L’huile essentielle d’eucalyptus : L’eucalyptus est une plante originaire d’Australie utilisée depuis toujours par les aborigènes pour lutter contre les infections et la fièvre. Il est introduit dans tout le bassin méditerranéen pour assécher les zones marécageuses. Les anciens faisaient bruler ses feuilles pour désinfecter les lieux et prévenir l’épidémie. L’huile essentielle d’eucalyptus riche en eucalyptol (80-85%), très utilisée contre les problèmes respiratoires, aseptise les voies pulmonaires, et fluidifie des mucosités pulmonaires.

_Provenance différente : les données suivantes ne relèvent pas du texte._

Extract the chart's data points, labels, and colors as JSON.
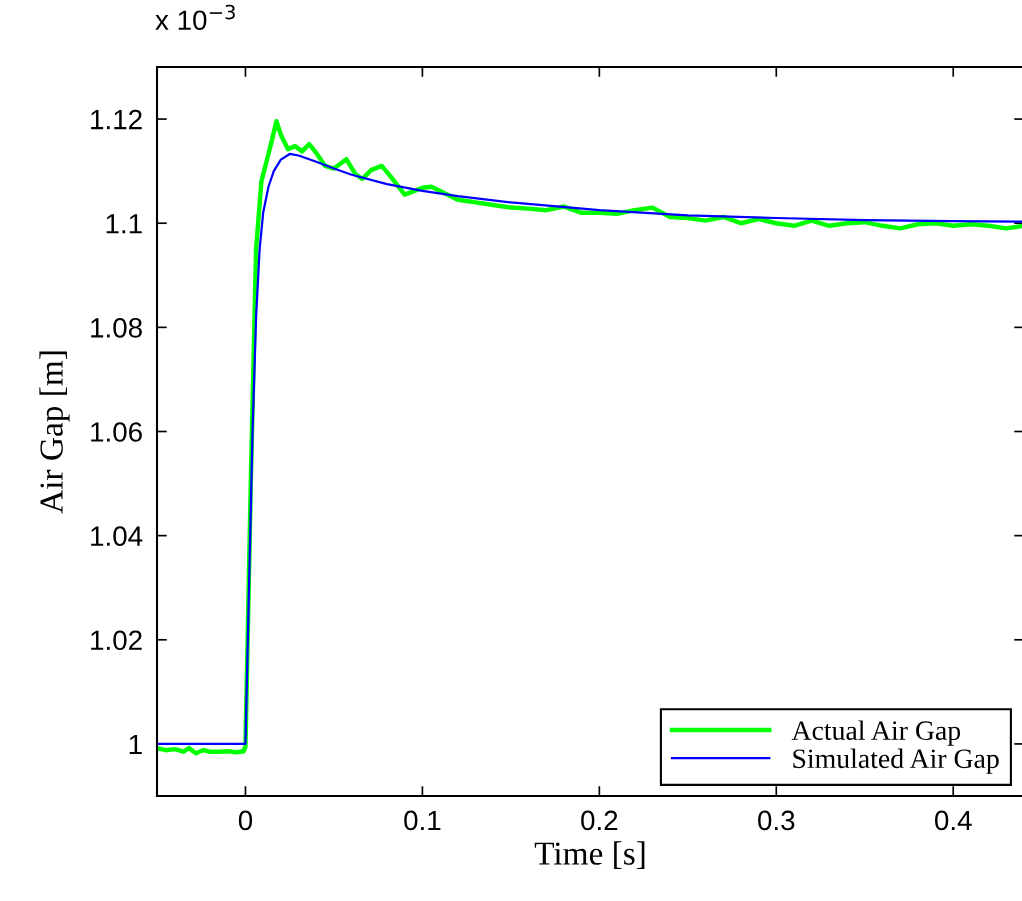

Elle est utilisée pour les frictions, les inhalations, les fumigations et les diffusions dans l’atmosphère. Les propriétés anti-inflammatoires et anti-infectieuses de l’huile essentielle d’eucalyptus, ainsi que de l’eucalyptol ont été confirmées.
Médecine traditionnelle chinoise
Cependant, malgré le succès de toutes ces thérapies comme moyens préventif et curatif des maladies infectieuses, aucune recherche scientifique n’a prouvé leur efficacité dans le traitement de la Covid-19.

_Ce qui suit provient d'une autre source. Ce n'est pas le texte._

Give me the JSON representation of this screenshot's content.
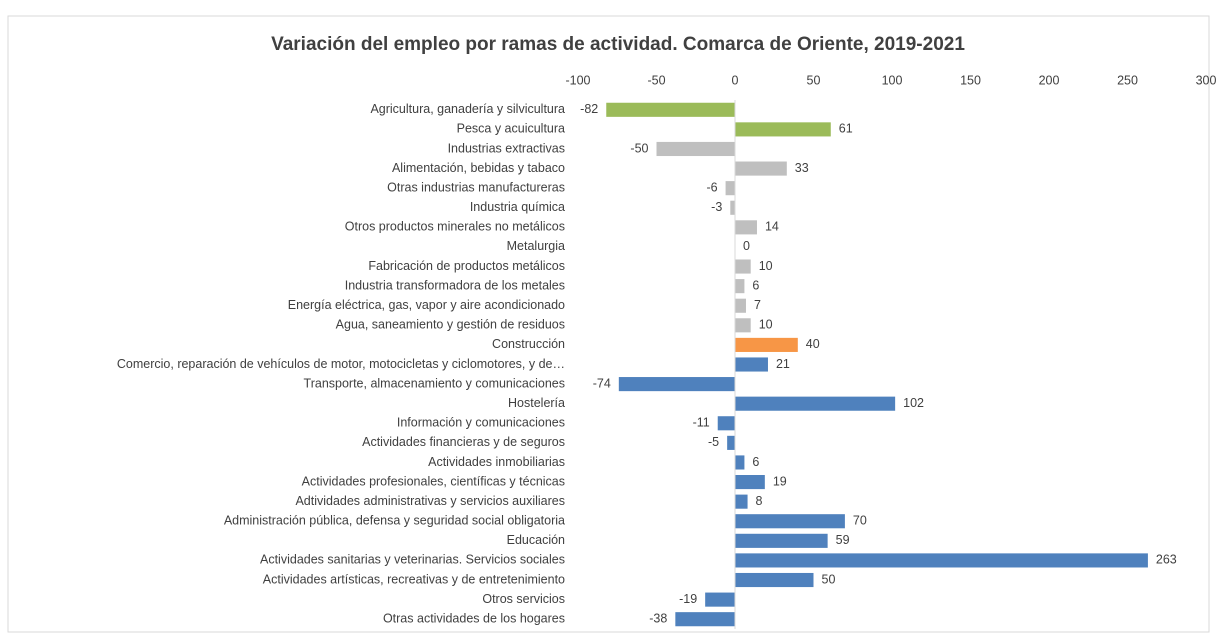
{
  "chart_data": {
    "type": "barh",
    "title": "Variación del empleo por ramas de actividad. Comarca de Oriente, 2019-2021",
    "categories": [
      "Agricultura, ganadería y silvicultura",
      "Pesca y acuicultura",
      "Industrias extractivas",
      "Alimentación, bebidas y tabaco",
      "Otras industrias manufactureras",
      "Industria química",
      "Otros productos minerales no metálicos",
      "Metalurgia",
      "Fabricación de productos metálicos",
      "Industria transformadora de los metales",
      "Energía eléctrica, gas, vapor y aire acondicionado",
      "Agua, saneamiento y gestión de residuos",
      "Construcción",
      "Comercio, reparación de vehículos de motor, motocicletas y ciclomotores, y de…",
      "Transporte, almacenamiento y comunicaciones",
      "Hostelería",
      "Información y comunicaciones",
      "Actividades financieras y de seguros",
      "Actividades inmobiliarias",
      "Actividades profesionales, científicas y técnicas",
      "Adtividades administrativas y servicios auxiliares",
      "Administración pública, defensa y seguridad social obligatoria",
      "Educación",
      "Actividades sanitarias y veterinarias. Servicios sociales",
      "Actividades artísticas, recreativas y de entretenimiento",
      "Otros servicios",
      "Otras actividades de los hogares"
    ],
    "values": [
      -82,
      61,
      -50,
      33,
      -6,
      -3,
      14,
      0,
      10,
      6,
      7,
      10,
      40,
      21,
      -74,
      102,
      -11,
      -5,
      6,
      19,
      8,
      70,
      59,
      263,
      50,
      -19,
      -38
    ],
    "colors": [
      "#9bbb59",
      "#9bbb59",
      "#bfbfbf",
      "#bfbfbf",
      "#bfbfbf",
      "#bfbfbf",
      "#bfbfbf",
      "#bfbfbf",
      "#bfbfbf",
      "#bfbfbf",
      "#bfbfbf",
      "#bfbfbf",
      "#f79646",
      "#4f81bd",
      "#4f81bd",
      "#4f81bd",
      "#4f81bd",
      "#4f81bd",
      "#4f81bd",
      "#4f81bd",
      "#4f81bd",
      "#4f81bd",
      "#4f81bd",
      "#4f81bd",
      "#4f81bd",
      "#4f81bd",
      "#4f81bd"
    ],
    "xlim": [
      -100,
      300
    ],
    "xticks": [
      -100,
      -50,
      0,
      50,
      100,
      150,
      200,
      250,
      300
    ],
    "grid": false
  }
}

En dernier point, mais pas le moindre, on ne saurait oublier la place de la médecine traditionnelle chinoise (MTC) dans la bataille contre l’épidémie de nouveau coronavirus. Selon la tradition chinoise, le système immunitaire du patient reste le point crucial à analyser dans la médecine chinoise traditionnelle.

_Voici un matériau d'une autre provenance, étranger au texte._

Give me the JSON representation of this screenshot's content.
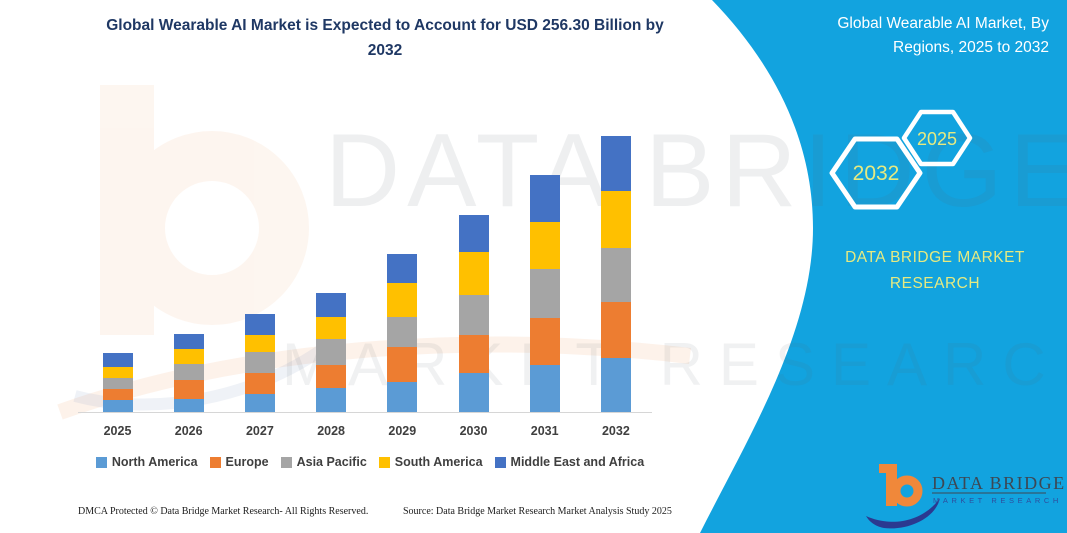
{
  "header": {
    "title_line1": "Global Wearable AI Market is Expected to Account for USD 256.30 Billion by",
    "title_line2": "2032",
    "title_color": "#1F3864"
  },
  "side_panel": {
    "panel_color": "#12A3DF",
    "title_line1": "Global Wearable AI Market, By",
    "title_line2": "Regions, 2025 to 2032",
    "hexagons": [
      {
        "label": "2032"
      },
      {
        "label": "2025"
      }
    ],
    "brand_line1": "DATA BRIDGE MARKET",
    "brand_line2": "RESEARCH",
    "accent_text_color": "#E6EA81"
  },
  "watermark": {
    "text_top": "DATA BRIDGE",
    "text_bottom": "MARKET RESEARCH"
  },
  "logo": {
    "name": "DATA BRIDGE",
    "subtitle": "MARKET RESEARCH",
    "name_color": "#3D4753",
    "subtitle_color": "#2E4E9E",
    "b_color": "#F0883A",
    "swoosh_color": "#2B3990"
  },
  "footer": {
    "dmca": "DMCA Protected © Data Bridge Market Research-  All Rights Reserved.",
    "source": "Source: Data Bridge Market Research  Market Analysis Study 2025"
  },
  "chart_data": {
    "type": "bar",
    "stacked": true,
    "title": "Global Wearable AI Market is Expected to Account for USD 256.30 Billion by 2032",
    "xlabel": "",
    "ylabel": "",
    "legend_position": "bottom",
    "grid": false,
    "ylim": [
      0,
      280
    ],
    "categories": [
      "2025",
      "2026",
      "2027",
      "2028",
      "2029",
      "2030",
      "2031",
      "2032"
    ],
    "series": [
      {
        "name": "North America",
        "color": "#5B9BD5",
        "values": [
          12.0,
          13.2,
          17.6,
          22.9,
          29.0,
          37.1,
          44.5,
          50.7
        ]
      },
      {
        "name": "Europe",
        "color": "#ED7D31",
        "values": [
          10.5,
          17.6,
          19.2,
          21.6,
          31.8,
          35.2,
          43.3,
          51.9
        ]
      },
      {
        "name": "Asia Pacific",
        "color": "#A5A5A5",
        "values": [
          10.2,
          14.8,
          19.2,
          23.8,
          27.8,
          37.1,
          45.1,
          50.0
        ]
      },
      {
        "name": "South America",
        "color": "#FFC000",
        "values": [
          10.2,
          13.9,
          16.4,
          20.4,
          31.5,
          39.6,
          43.8,
          53.1
        ]
      },
      {
        "name": "Middle East and Africa",
        "color": "#4472C4",
        "values": [
          13.0,
          13.3,
          19.5,
          22.2,
          27.1,
          34.6,
          43.3,
          50.6
        ]
      }
    ],
    "totals_estimated": [
      55.9,
      72.8,
      91.9,
      110.9,
      147.2,
      183.6,
      220.0,
      256.3
    ]
  }
}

Dans ce cadre, un programme de prévention de la Covid-19 a été lancé dans 23 provinces de Chine. Une étude publiée dans le Chinese Journal of Integrative Medicine a recommandé la racine d’astragale (Radix astragali), la racine de réglisse (Radix glycyrrhizae), la racine de silère (Radix saposhnikoviae), le rhizome d’actractyle (Rhizoma Atractlylodis macrocephalae), le rhizome de chèvrefeuille (Lonicerae japonicae Flos) et le fruit de forsythia (Fructus forsythia) à titre préventif contre la Covid-19.
Toutefois, en dépit de cet enthousiasme, la communauté scientifique reste sceptique, vu l’absence de rigueur dans les essais cliniques. L’assurance de l’efficacité et de l’innocuité d’un remède traditionnel est nécessaire pour la sécurité des patients traités.
Ainsi, beaucoup reste à faire. Tout comme la découverte de l’artémisinine, substance active isolée d’Artemisia annua L., connue en herboristerie chinoise depuis plus de 2000 ans pour ses propriétés antipaludiques, il faudra beaucoup de persévérance mais aussi de la chance, pour que la COVID-19 ait ses médicaments.